Hacker News new | ask | show | jobs
by mstolpm 1188 days ago
Stable Diffusion is trained on 2.3 billion images. It would take a human ~220 years to decide if an image should be included in the training set under the condition that a decision takes 1 second and the human works for 8 hours straight year-round.

GPT is even worse in that regard, it was literally trained on the whole web plus other sources. I'd be surprised if a judge would follow the argument that the training data was make by creative choice instead of raw crawling power.
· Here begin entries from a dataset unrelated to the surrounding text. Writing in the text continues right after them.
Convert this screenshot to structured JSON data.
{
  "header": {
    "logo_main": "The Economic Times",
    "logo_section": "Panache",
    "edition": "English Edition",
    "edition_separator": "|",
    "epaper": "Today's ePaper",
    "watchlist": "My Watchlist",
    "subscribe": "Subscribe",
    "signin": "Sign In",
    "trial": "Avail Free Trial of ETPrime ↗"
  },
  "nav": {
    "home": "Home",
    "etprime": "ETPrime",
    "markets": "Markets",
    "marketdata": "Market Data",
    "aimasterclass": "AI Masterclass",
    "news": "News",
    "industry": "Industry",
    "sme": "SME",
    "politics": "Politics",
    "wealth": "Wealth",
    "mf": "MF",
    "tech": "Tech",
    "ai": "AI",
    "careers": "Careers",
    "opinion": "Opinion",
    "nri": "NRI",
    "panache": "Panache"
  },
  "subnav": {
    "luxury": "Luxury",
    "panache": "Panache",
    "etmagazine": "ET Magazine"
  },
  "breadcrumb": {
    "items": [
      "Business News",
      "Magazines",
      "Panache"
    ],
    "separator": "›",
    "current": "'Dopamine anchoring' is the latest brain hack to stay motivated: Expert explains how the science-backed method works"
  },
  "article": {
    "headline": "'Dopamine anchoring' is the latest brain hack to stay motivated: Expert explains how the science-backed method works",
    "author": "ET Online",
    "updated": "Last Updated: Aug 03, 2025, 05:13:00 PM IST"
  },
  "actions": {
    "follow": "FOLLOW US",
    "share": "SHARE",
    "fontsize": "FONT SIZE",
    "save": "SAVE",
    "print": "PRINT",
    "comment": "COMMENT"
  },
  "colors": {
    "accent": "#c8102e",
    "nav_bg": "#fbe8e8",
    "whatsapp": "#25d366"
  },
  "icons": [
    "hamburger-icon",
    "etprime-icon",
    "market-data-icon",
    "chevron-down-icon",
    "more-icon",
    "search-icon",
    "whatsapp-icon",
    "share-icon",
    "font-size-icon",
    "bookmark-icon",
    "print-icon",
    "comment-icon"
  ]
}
I'd argue the size of training data makes it impossible to call for a creative selection process for the data.

2 comments

That’s precisely the funny thing with copyright:

If you create a work where you can clearly tell what the source was for your inspiration because you stole from another source, it’s a violation of copyright. But if you create a work and you can not tell what the source is of your inspiration, because you stole from so many different sources, not only is not a violation of copyright, but it’s actually the creation of a new copyrighted work in its own right.

ML is short-circuiting this legal framework. Because now stealing from thousands of different authors, in a way that it’s no longer possible to tell the sources can now be done with the press of a button.

It's a thing. Someone wrote it. Raw crawling power was created. Someone made the choice to use raw crawling power. This is all a creative act.

Different models do different things. If there was no creation involved, they would not.